DSA replaces dense attention with a two-step process: a lightning indexer scores preceding tokens, then a fine-grained selector keeps only the top-k for the main attention calculation. This moves attention cost from quadratic to linear in sequence length with minimal quality loss, which is why V3.2 undercut V3.1-Terminus on long-context pricing. More in the DeepSeek research papers roundup.
How do I migrate from deepseek-chat or deepseek-reasoner to V4?
Change one line: set model="deepseek-v4-flash" (for chat/non-thinking) or model="deepseek-v4-pro" (for frontier work). The base_url stays at https://api.deepseek.com. Add reasoning_effort="high" plus the thinking flag for reasoning mode. Walkthrough: DeepSeek API getting started.

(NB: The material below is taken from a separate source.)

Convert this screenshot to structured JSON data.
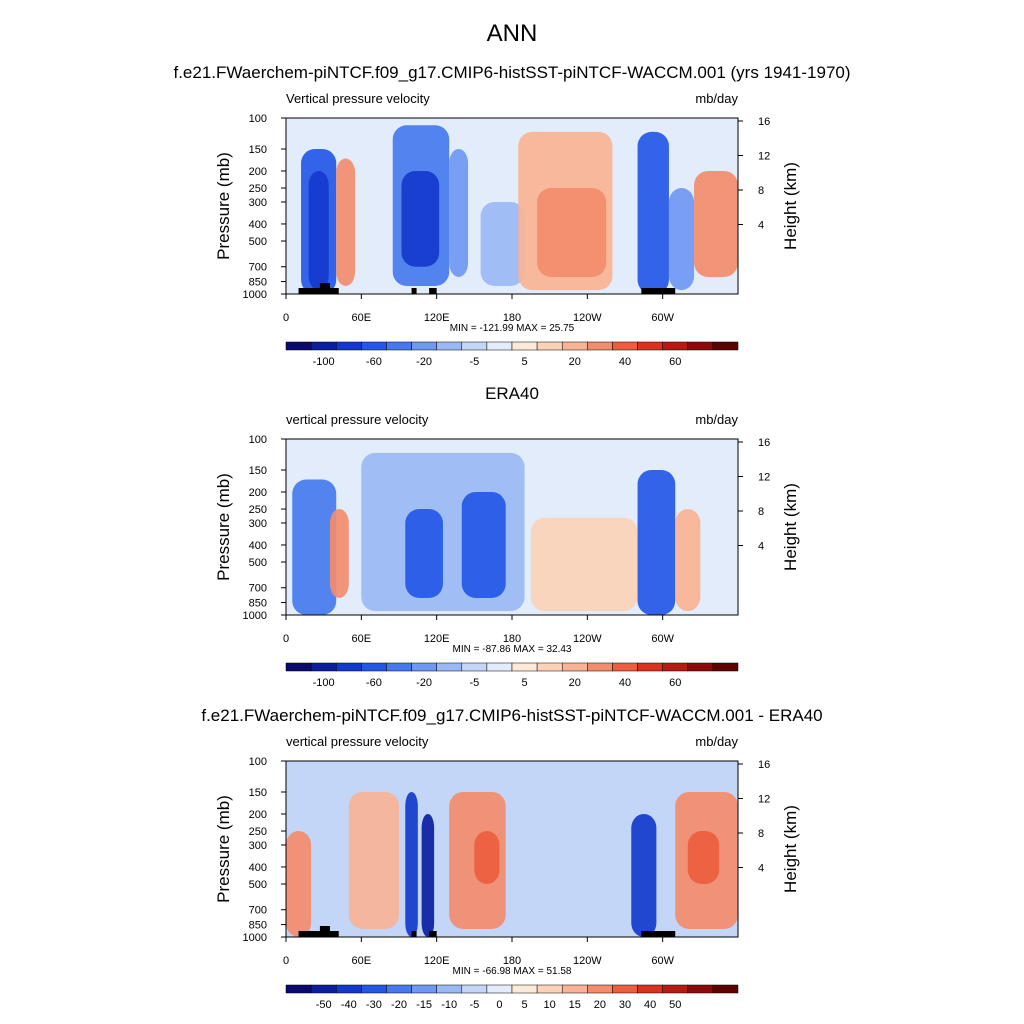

Can I still run DeepSeek V3.2 locally?
Yes. Weights are MIT-licensed on Hugging Face and vLLM plus SGLang both support DSA’s custom kernels. Plan for eight-GPU H100/H200 class hardware at minimum for the 671B MoE. Check the requirements first at DeepSeek system requirements and the setup path in install DeepSeek locally.
Does V3.2 support thinking mode and tool-use together?
Yes — this was one of V3.2’s notable additions. V3.2 was DeepSeek’s first model to integrate thinking directly into tool-use, and supports tool-use in both thinking and non-thinking modes. The Speciale variant was the exception: it ran without tool-calling during its temporary endpoint window. For a deeper look at reasoning-capable DeepSeek models, see DeepSeek R1.